Dies ist eine völlig neue Qualität, dass die Angler tatsächlich mit einbezogen werden in die Reduktion. Ausschlaggebend dafür ist ausdrücklich, dass der Internationale Rat für europäische Strategien und wissenschaftliche Bewertung die Situation im Dorschbereich als alarmierend bezeichnet hat. Nach Einschätzung der Wissenschaftler soll tatsächlich im Jahr 2015 der Nachwuchsjahrgang und damit die Rekrutierung vollständig ausgefallen sein, aus unbekannten Gründen. Außerdem sind der Fangaufwand und damit die fischereilichen Maßnahmen nach wie vor zu hoch. Deswegen sollte – auch das wird Ihnen hoffentlich bekannt sein – tatsäch
lich die Quote um 88 Prozent reduziert werden. Ich bin sehr froh, dass wir nur die 56-prozentige Quotenreduzierung haben.
Dank der umfangreichen Initiativen – das ist mir auch noch mal sehr wichtig –, dank der Initiativen der Länder Schleswig-Holstein und Mecklenburg-Vorpommern konnten für zahlreiche deutsche Betriebe existenzbedrohende Kürzungen zunächst abgewendet werden. MecklenburgVorpommern hat sich innerhalb dieses Prozesses durch direkte Gespräche mit der Europäischen Kommission, mit der Bundesregierung im Rahmen des Bundesrates und auch anlässlich der Agrarministerkonferenz 2016 sehr konstruktiv hier eingebracht und letzten Endes damit erhebliche Mittel, nämlich insgesamt 4 Millionen Euro, bereitgestellt.

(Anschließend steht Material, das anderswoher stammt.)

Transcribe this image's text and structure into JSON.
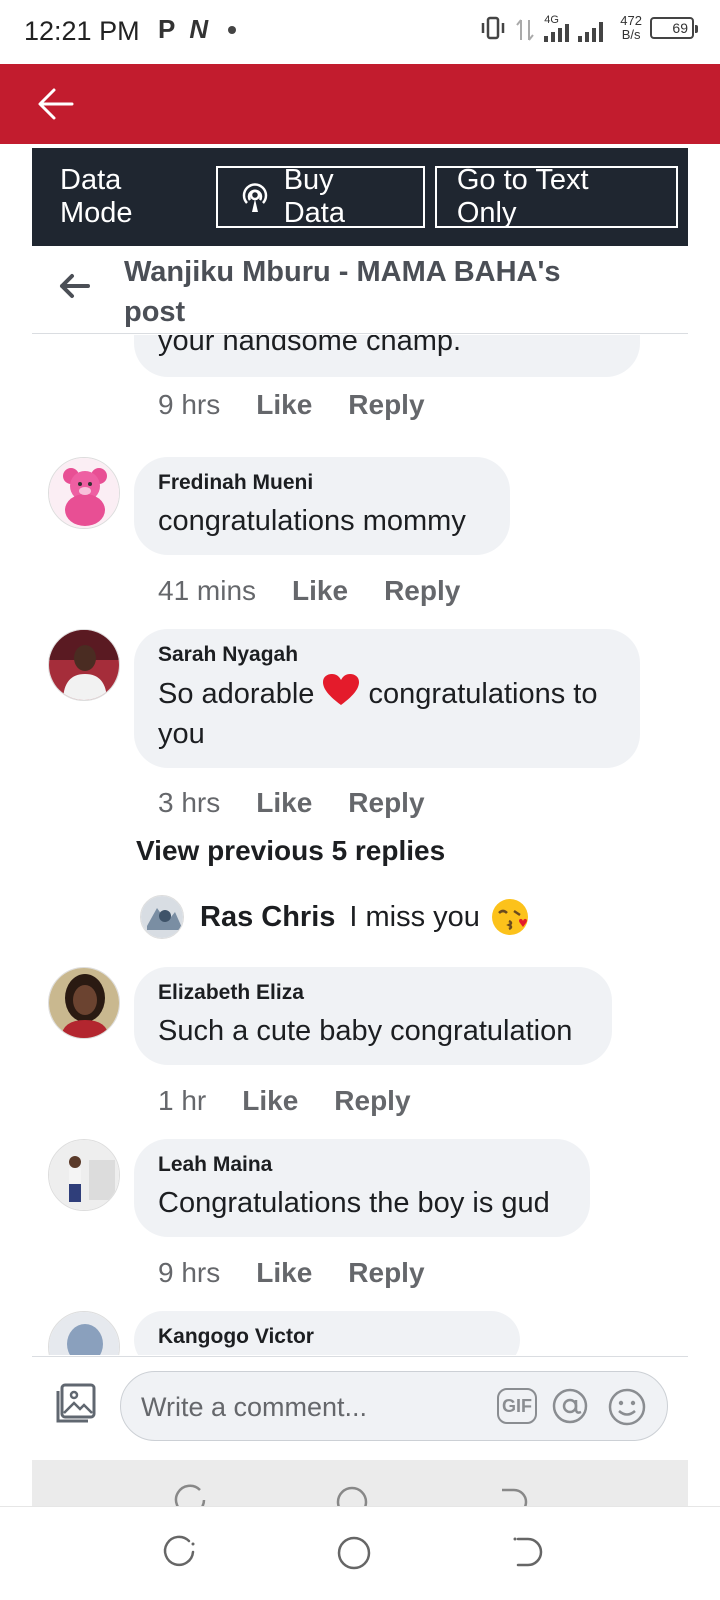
{
  "status_bar": {
    "time": "12:21 PM",
    "left_icons": [
      "P",
      "N"
    ],
    "network_label": "4G",
    "speed_value": "472",
    "speed_unit": "B/s",
    "battery": "69"
  },
  "app_bar": {
    "back_icon": "arrow-left-icon",
    "color": "#c21c2e"
  },
  "data_bar": {
    "mode_label": "Data Mode",
    "buy_data_label": "Buy Data",
    "text_only_label": "Go to Text Only"
  },
  "post_header": {
    "title": "Wanjiku Mburu - MAMA BAHA's post"
  },
  "comments": [
    {
      "text": "your handsome champ.",
      "time": "9 hrs",
      "like": "Like",
      "reply": "Reply"
    },
    {
      "name": "Fredinah Mueni",
      "text": "congratulations mommy",
      "time": "41 mins",
      "like": "Like",
      "reply": "Reply"
    },
    {
      "name": "Sarah Nyagah",
      "text_before": "So adorable",
      "text_after": "congratulations to you",
      "time": "3 hrs",
      "like": "Like",
      "reply": "Reply"
    },
    {
      "name": "Elizabeth Eliza",
      "text": "Such a cute baby congratulation",
      "time": "1 hr",
      "like": "Like",
      "reply": "Reply"
    },
    {
      "name": "Leah Maina",
      "text": "Congratulations the boy is gud",
      "time": "9 hrs",
      "like": "Like",
      "reply": "Reply"
    },
    {
      "name": "Kangogo Victor"
    }
  ],
  "view_previous": "View previous 5 replies",
  "reply_preview": {
    "name": "Ras Chris",
    "text": "I miss you"
  },
  "composer": {
    "placeholder": "Write a comment...",
    "gif_label": "GIF"
  }
}
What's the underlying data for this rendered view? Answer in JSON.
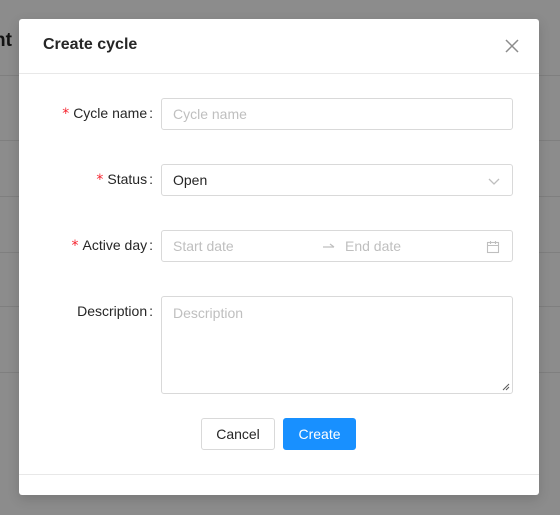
{
  "background": {
    "title_fragment": "nt"
  },
  "modal": {
    "title": "Create cycle",
    "fields": {
      "cycle_name": {
        "label": "Cycle name",
        "required": true,
        "placeholder": "Cycle name",
        "value": ""
      },
      "status": {
        "label": "Status",
        "required": true,
        "value": "Open"
      },
      "active_day": {
        "label": "Active day",
        "required": true,
        "start_placeholder": "Start date",
        "end_placeholder": "End date"
      },
      "description": {
        "label": "Description",
        "required": false,
        "placeholder": "Description"
      }
    },
    "buttons": {
      "cancel": "Cancel",
      "create": "Create"
    }
  },
  "colors": {
    "primary": "#1890ff",
    "required": "#f5222d",
    "border": "#d9d9d9",
    "placeholder": "#bfbfbf"
  }
}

Zur Lastenteilung zwischen Erwerbs- und Freizeitfischerei wurde dann festgelegt – im Übrigen in Abstimmung mit dem Deutschen Sportfischerverband, unter dem Dach sind auch die Landesanglerverbände organisiert –, dass wir eine Fangbegrenzung vornehmen auf drei Dorsche pro Tag und Monat im Jahr, zumindest in diesem Jahr von Februar bis März, und danach auf fünf Dorsche pro Tag. Nach Einschätzung der Wissenschaftler wird dadurch die Entnahme durch die Angler um über 1.000 Tonnen an Biolaichermasse weniger. Schwerpunkt bilden dabei insbesondere die Boots- und Kutterangler, die allein circa 80 Prozent der geangelten Dorsche anlanden und oftmals mehr als fünf Dorsche am Tag geangelt haben.

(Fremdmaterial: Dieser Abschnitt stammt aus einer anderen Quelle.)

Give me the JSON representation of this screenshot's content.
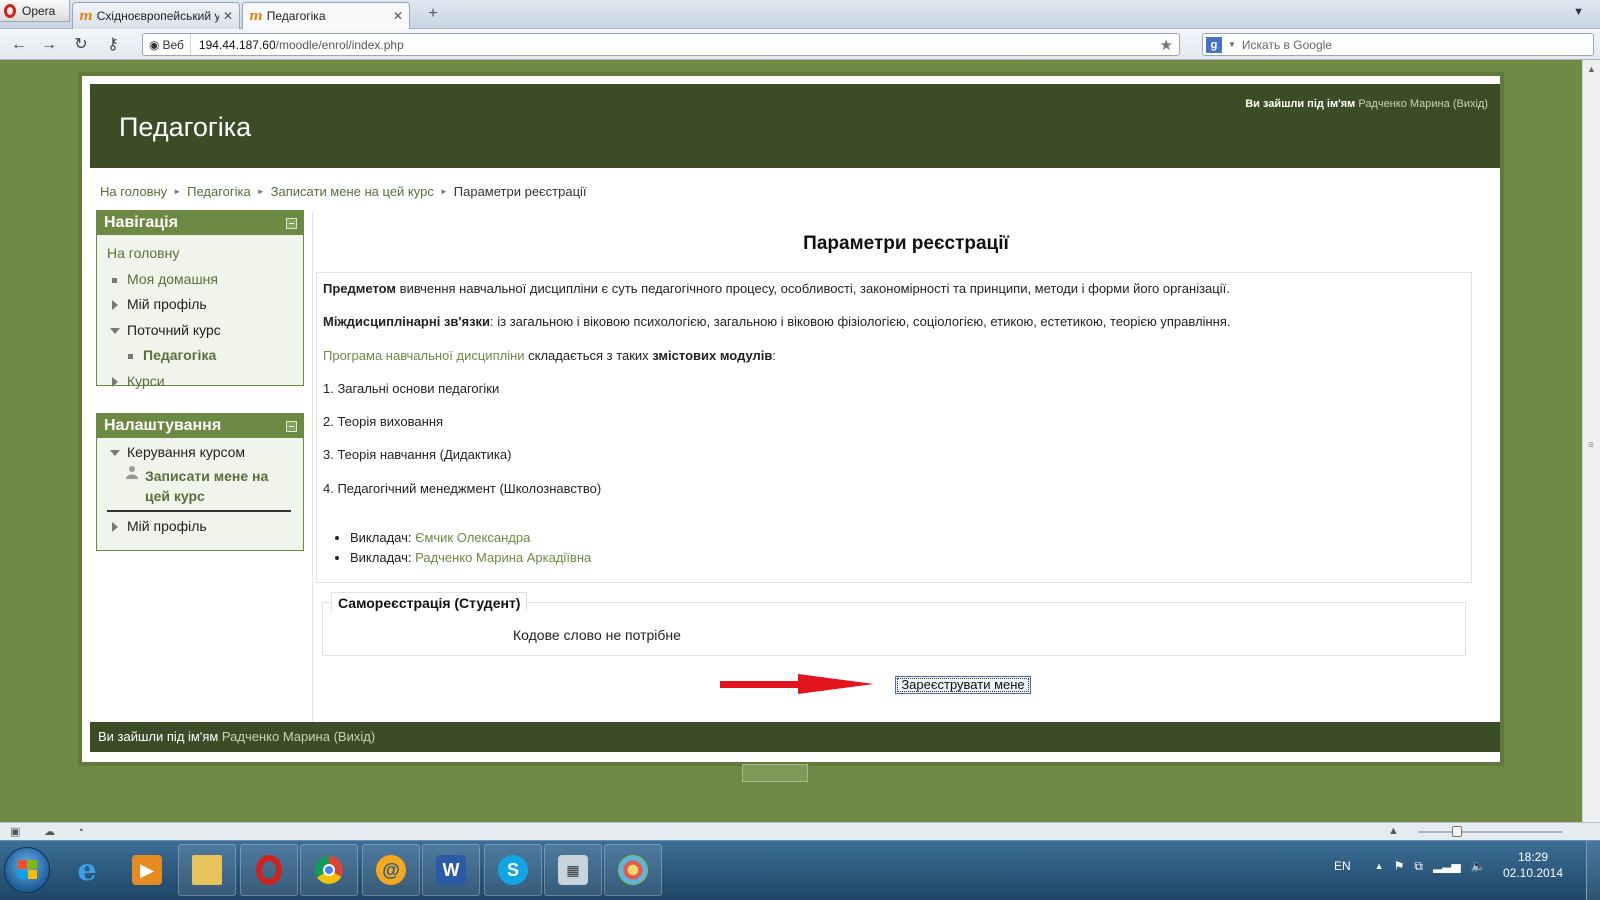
{
  "browser": {
    "menu_label": "Opera",
    "tabs": [
      {
        "title": "Східноєвропейський у...",
        "favicon": "m"
      },
      {
        "title": "Педагогіка",
        "favicon": "m"
      }
    ],
    "address": {
      "badge": "Веб",
      "host": "194.44.187.60",
      "path": "/moodle/enrol/index.php"
    },
    "search": {
      "placeholder": "Искать в Google",
      "engine_icon": "g"
    }
  },
  "site": {
    "title": "Педагогіка",
    "login_prefix": "Ви зайшли під ім'ям",
    "user_name": "Радченко Марина",
    "logout_label": "Вихід",
    "colors": {
      "header": "#3b4d26",
      "accent": "#6d8a45",
      "page_bg": "#6e8a45"
    }
  },
  "breadcrumb": {
    "items": [
      "На головну",
      "Педагогіка",
      "Записати мене на цей курс"
    ],
    "current": "Параметри реєстрації"
  },
  "navigation": {
    "title": "Навігація",
    "home": "На головну",
    "my_home": "Моя домашня",
    "my_profile": "Мій профіль",
    "current_course": "Поточний курс",
    "course_name": "Педагогіка",
    "courses": "Курси"
  },
  "settings": {
    "title": "Налаштування",
    "course_admin": "Керування курсом",
    "enrol_me_line1": "Записати мене на",
    "enrol_me_line2": "цей курс",
    "my_profile": "Мій профіль"
  },
  "main": {
    "heading": "Параметри реєстрації",
    "p1_bold": "Предмето",
    "p1_bold2": "м",
    "p1_rest": " вивчення  навчальної дисципліни є суть педагогічного процесу, особливості, закономірності та принципи, методи і форми його організації.",
    "p2_bold": "Міждисциплінарні зв'язки",
    "p2_rest": ": із загальною і віковою психологією, загальною і віковою фізіологією, соціологією, етикою, естетикою, теорією управління.",
    "p3_link": " Програма навчальної дисципліни",
    "p3_mid": " складається з таких ",
    "p3_bold": "змістових модулів",
    "p3_end": ":",
    "modules": [
      "1. Загальні основи педагогіки",
      "2. Теорія виховання",
      "3. Теорія навчання (Дидактика)",
      "4. Педагогічний менеджмент (Школознавство)"
    ],
    "teachers": [
      {
        "label": "Викладач: ",
        "name": "Ємчик Олександра"
      },
      {
        "label": "Викладач: ",
        "name": "Радченко Марина Аркадіївна"
      }
    ],
    "enrol_legend": "Самореєстрація (Студент)",
    "enrol_note": "Кодове слово не потрібне",
    "enrol_button": "Зареєструвати мене"
  },
  "footer": {
    "login_prefix": "Ви зайшли під ім'ям",
    "user_name": "Радченко Марина",
    "logout_label": "Вихід"
  },
  "taskbar": {
    "lang": "EN",
    "time": "18:29",
    "date": "02.10.2014",
    "apps": [
      "ie-icon",
      "media-player-icon",
      "explorer-icon",
      "opera-icon",
      "chrome-icon",
      "mail-agent-icon",
      "word-icon",
      "skype-icon",
      "calculator-icon",
      "paint-icon"
    ]
  }
}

In Mecklenburg-Vorpommern sind 31 Angelkutter registriert. Und es ist tatsächlich so, wie Sie angedeutet haben: Es handelt sich in der Regel hier um ehemalige Fischkutter oder zum Teil auch um Kapitäne, die sich im Ruhestand befinden oder die sich ein neues Umfeld geschaffen haben. Zu den wirklich Aktiven dürften jedoch auch die weit weniger ausgerichteten Angelkutter zählen. Dazu gehören auch die Brandungs- oder Molenangler. Diese haben aber eher eine untergeordnete Rolle.